WHY AGENTS DON’T LIE

Not in my agency, they don’t. I can’t say what other agencies do, but here we might spin, we might embellish, or we might round off, but no one flat out lies.

Some people have the idea that lying is all done with a wink and a nudge and that’s it’s all just part of the business.

It isn’t.

Maybe that’s what they do in other businesses, but in publishing, lying might get you thrown out of the professional agents’ organization.

Say you only have one offer and you know they will go up if only you had a little competition. It would be easy to pretend you do and to lie about it, but we don’t. What I do instead is to negotiate with the one offer I have. Sometimes they balk (you’re asking us to bid against ourselves??!?), but I don’t recall a single time when they wouldn’t improve their offer without competition.

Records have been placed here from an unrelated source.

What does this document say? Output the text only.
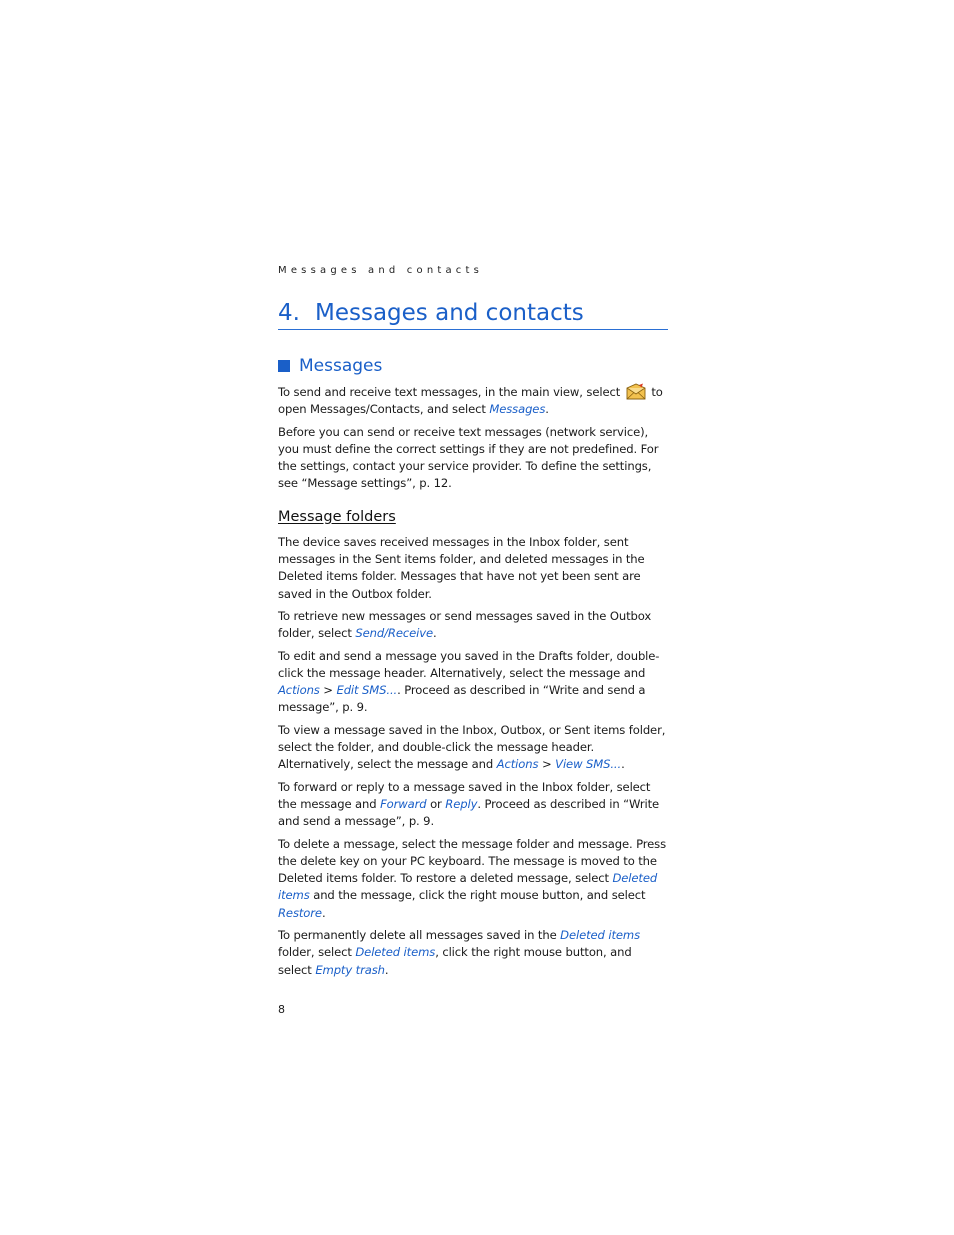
Messages and contacts
4. Messages and contacts
Messages

To send and receive text messages, in the main view, select	to open Messages/Contacts, and select Messages.

Before you can send or receive text messages (network service), you must define the correct settings if they are not predefined. For the settings, contact your service provider. To define the settings, see “Message settings”, p. 12.

Message folders

The device saves received messages in the Inbox folder, sent messages in the Sent items folder, and deleted messages in the Deleted items folder. Messages that have not yet been sent are saved in the Outbox folder.

To retrieve new messages or send messages saved in the Outbox folder, select Send/Receive.

To edit and send a message you saved in the Drafts folder, double-click the message header. Alternatively, select the message and Actions > Edit SMS.... Proceed as described in “Write and send a message”, p. 9.

To view a message saved in the Inbox, Outbox, or Sent items folder, select the folder, and double-click the message header. Alternatively, select the message and Actions > View SMS....

To forward or reply to a message saved in the Inbox folder, select the message and Forward or Reply. Proceed as described in “Write and send a message”, p. 9.

To delete a message, select the message folder and message. Press the delete key on your PC keyboard. The message is moved to the Deleted items folder. To restore a deleted message, select Deleted items and the message, click the right mouse button, and select Restore.

To permanently delete all messages saved in the Deleted items folder, select Deleted items, click the right mouse button, and select Empty trash.

8
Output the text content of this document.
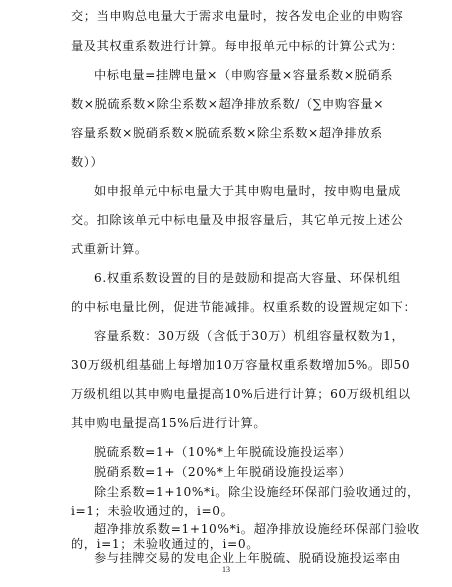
交；当申购总电量大于需求电量时，按各发电企业的申购容
量及其权重系数进行计算。每申报单元中标的计算公式为：
中标电量=挂牌电量×（申购容量×容量系数×脱硝系
数×脱硫系数×除尘系数×超净排放系数/（∑申购容量×
容量系数×脱硝系数×脱硫系数×除尘系数×超净排放系
数））
如申报单元中标电量大于其申购电量时，按申购电量成
交。扣除该单元中标电量及申报容量后，其它单元按上述公
式重新计算。
6.权重系数设置的目的是鼓励和提高大容量、环保机组
的中标电量比例，促进节能减排。权重系数的设置规定如下：
容量系数：30万级（含低于30万）机组容量权数为1，
30万级机组基础上每增加10万容量权重系数增加5%。即50
万级机组以其申购电量提高10%后进行计算；60万级机组以
其申购电量提高15%后进行计算。
脱硫系数=1+（10%*上年脱硫设施投运率）
脱硝系数=1+（20%*上年脱硝设施投运率）
除尘系数=1+10%*i。除尘设施经环保部门验收通过的，
i=1；未验收通过的，i=0。
超净排放系数=1+10%*i。超净排放设施经环保部门验收
的，i=1；未验收通过的，i=0。
参与挂牌交易的发电企业上年脱硫、脱硝设施投运率由
13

My reasons are good. If there is no movement, the author will feel dissed and that’s not a good way to begin a relationship. The publisher knows they were expecting to pay more, and I’m not going to let them run away with the spoon. All negotiations are a piece of psychology. If one side refuses to budge, it’s not a negotiation. It’s a dictatorship. The other side will feel let down, the dictator will feel like they should have offered less, and no one will be satisfied.

There is also this. Lying is wrong. You knew that, didn’t you? But maybe you thought it was all part of an expected game. But consider that no one likes to be lied to. No one wants to be made a fool of. That includes business. The basic rules of life do not cease to exist in a business transaction.

And one more thing. Publishing is a small business. Word gets around. Publishers almost always find out what went on behind the scenes. People talk, and gossip is not outlawed. And when word gets around that you are a liar, that will permanently affect what happens after that.

So please don’t expect us to lie. We won’t invent offers that don’t exist, we won’t double the amount that was legitimately offered, and we don’t lie about how many books sold. Ultimately the truth will come out, and where does that leave you?